Draft Ohio education goals would put emotional health, critical reasoning and job skills on par with English and math

Schools shouldn’t be just about test scores in math and English, the state school board says.

They should also be about emotional health, critical reasoning and how to be an “engaged, culturally aware and contributing member of society.”

And they should help prepare students for jobs, as much as they do for college.

After a year of debate with education groups across the state, the board and Ohio Department of Education released late Wednesday a proposed “strategic plan” they hope will guide education decisions for Ohio over the next several years.

It’s won’t bring any immediate changes to classrooms and isn’t even an immediate call for the legislature to approve any changes. But it offers a vision” for what Ohio’s high school graduates should look like, an “overarching goal” to help students reach career success, and calls for several shifts in how the state will approach some tough issues going forward.

Among them: Treating job training as equally valid as going to college, considering technology skills as basic and foundational to success as English and math, and also making the ability to reason critically or have social and emotional skills equal as well.
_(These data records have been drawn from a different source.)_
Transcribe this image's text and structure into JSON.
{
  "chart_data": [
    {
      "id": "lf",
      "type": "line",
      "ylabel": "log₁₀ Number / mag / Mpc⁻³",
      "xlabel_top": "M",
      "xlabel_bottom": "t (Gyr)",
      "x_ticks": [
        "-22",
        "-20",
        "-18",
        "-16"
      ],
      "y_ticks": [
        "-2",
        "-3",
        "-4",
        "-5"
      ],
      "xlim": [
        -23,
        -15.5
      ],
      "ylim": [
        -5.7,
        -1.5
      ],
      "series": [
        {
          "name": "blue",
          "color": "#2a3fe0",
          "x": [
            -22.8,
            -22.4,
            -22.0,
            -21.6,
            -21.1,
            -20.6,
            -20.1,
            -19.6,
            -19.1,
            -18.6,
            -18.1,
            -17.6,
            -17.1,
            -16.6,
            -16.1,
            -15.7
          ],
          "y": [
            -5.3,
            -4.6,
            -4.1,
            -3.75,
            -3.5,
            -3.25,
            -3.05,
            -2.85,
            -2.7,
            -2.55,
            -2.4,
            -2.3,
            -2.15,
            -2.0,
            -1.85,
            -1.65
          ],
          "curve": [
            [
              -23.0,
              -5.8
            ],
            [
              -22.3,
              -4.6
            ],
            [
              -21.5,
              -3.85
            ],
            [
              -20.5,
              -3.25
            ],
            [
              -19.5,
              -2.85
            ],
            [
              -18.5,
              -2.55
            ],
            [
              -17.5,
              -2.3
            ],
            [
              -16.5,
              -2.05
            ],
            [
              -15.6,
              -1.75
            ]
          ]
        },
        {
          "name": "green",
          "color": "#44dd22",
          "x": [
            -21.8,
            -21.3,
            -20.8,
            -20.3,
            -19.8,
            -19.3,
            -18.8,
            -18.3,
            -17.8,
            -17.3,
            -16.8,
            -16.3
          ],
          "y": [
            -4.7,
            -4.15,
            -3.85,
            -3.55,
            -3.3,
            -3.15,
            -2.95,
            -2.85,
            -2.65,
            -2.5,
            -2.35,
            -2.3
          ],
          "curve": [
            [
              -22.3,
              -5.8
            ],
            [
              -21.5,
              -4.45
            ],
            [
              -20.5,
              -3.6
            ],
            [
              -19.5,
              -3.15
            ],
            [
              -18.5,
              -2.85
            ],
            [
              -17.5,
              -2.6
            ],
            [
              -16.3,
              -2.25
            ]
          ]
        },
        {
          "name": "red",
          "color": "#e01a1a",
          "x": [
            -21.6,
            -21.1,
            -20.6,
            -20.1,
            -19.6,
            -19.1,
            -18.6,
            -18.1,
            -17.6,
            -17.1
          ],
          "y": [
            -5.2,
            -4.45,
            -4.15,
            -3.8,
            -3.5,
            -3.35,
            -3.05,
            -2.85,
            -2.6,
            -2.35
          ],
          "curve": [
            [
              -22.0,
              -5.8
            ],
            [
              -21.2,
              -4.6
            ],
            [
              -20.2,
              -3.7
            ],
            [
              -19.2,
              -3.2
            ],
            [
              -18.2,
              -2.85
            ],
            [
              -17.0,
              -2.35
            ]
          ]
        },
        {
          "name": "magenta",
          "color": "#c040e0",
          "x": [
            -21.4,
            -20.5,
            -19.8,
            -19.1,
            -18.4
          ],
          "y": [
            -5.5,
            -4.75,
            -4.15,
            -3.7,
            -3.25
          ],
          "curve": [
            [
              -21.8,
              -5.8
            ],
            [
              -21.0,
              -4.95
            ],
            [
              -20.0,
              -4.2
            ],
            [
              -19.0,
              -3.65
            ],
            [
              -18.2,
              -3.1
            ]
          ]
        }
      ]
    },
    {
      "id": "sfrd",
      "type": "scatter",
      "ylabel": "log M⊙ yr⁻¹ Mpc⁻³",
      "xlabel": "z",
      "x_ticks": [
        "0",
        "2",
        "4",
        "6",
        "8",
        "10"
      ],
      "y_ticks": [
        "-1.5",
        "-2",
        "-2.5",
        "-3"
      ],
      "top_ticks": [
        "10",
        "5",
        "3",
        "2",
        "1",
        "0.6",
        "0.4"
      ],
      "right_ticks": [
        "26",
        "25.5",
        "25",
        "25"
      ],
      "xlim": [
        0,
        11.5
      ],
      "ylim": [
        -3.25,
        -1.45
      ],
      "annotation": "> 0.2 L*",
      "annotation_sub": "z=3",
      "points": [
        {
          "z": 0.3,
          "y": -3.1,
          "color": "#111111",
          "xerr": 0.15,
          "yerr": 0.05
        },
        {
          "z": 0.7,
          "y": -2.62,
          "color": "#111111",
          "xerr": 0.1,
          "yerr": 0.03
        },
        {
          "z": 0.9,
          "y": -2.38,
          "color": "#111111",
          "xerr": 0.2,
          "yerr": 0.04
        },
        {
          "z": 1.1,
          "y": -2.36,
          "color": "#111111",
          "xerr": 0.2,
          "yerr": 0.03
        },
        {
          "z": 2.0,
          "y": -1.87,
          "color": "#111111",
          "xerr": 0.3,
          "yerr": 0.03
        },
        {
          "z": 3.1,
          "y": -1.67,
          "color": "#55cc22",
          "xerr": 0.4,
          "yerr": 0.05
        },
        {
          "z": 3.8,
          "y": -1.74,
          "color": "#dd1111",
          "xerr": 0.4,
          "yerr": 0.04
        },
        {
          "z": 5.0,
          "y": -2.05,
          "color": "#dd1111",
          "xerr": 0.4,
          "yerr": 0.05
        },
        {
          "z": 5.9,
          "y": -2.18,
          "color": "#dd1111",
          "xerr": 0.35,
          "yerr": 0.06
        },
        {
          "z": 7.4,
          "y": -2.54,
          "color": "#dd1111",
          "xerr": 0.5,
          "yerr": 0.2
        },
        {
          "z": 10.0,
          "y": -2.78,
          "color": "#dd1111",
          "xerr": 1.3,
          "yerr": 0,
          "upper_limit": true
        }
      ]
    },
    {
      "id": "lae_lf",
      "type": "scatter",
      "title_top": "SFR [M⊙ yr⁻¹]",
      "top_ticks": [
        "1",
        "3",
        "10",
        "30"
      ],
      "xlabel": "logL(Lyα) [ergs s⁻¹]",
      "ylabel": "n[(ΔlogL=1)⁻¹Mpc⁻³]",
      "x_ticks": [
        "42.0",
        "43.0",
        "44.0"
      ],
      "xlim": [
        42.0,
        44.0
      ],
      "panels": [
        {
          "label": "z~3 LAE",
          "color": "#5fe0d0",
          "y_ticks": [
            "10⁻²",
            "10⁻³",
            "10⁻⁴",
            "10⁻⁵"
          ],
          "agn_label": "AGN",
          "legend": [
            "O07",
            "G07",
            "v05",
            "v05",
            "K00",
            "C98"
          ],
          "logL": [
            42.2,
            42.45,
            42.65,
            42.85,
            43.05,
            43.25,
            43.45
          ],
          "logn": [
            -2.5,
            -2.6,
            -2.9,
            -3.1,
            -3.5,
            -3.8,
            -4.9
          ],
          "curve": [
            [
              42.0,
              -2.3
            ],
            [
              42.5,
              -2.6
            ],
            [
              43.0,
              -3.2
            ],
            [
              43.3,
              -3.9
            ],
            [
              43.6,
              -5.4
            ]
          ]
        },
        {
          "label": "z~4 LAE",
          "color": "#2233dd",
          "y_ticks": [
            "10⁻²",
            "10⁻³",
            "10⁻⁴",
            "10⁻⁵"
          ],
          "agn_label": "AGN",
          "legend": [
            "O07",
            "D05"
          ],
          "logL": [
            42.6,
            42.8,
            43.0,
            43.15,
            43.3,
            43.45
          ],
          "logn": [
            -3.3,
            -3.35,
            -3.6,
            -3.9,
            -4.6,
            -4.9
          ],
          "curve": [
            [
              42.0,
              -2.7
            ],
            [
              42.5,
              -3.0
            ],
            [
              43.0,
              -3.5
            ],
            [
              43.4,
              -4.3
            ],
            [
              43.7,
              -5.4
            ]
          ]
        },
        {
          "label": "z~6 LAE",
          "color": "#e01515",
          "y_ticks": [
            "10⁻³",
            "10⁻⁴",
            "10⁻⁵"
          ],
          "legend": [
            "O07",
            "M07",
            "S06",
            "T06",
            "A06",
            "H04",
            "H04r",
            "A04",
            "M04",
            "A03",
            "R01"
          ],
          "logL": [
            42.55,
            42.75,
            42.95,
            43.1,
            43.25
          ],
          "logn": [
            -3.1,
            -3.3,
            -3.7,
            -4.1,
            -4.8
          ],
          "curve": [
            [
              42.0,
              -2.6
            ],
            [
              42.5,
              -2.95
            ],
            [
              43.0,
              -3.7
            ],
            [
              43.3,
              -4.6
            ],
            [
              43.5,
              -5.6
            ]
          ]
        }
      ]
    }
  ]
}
“Foundational skills” like reading and math are just one quarter of the picture under this plan. Other classes like social studies and science make up another quarter, but the plan elevates two new “domains” of learning to an equal level:

Reasoning: problem-solving, design thinking, creativity, information analytics

Social-Emotional: growth mindset, perseverance, self-awareness, team work, collaboration

“Meeting the needs of the whole child, including the development of social-emotional skills, is essential for preparing students for success in the classroom and to navigate the rapidly changing future of work,” the plan states. “In addition to the academic knowledge and skills necessary to future success, students must be equipped to set goals, show empathy, maintain positive relationships and make responsible decisions.”

Though representatives of education groups across the state – teachers unions, philanthropy, colleges, job training programs, the Ohio PTA – have all participated in crafting the plan, the board and ODE want public input. It will hold 11 feedback sessions across the state over the rest of this month.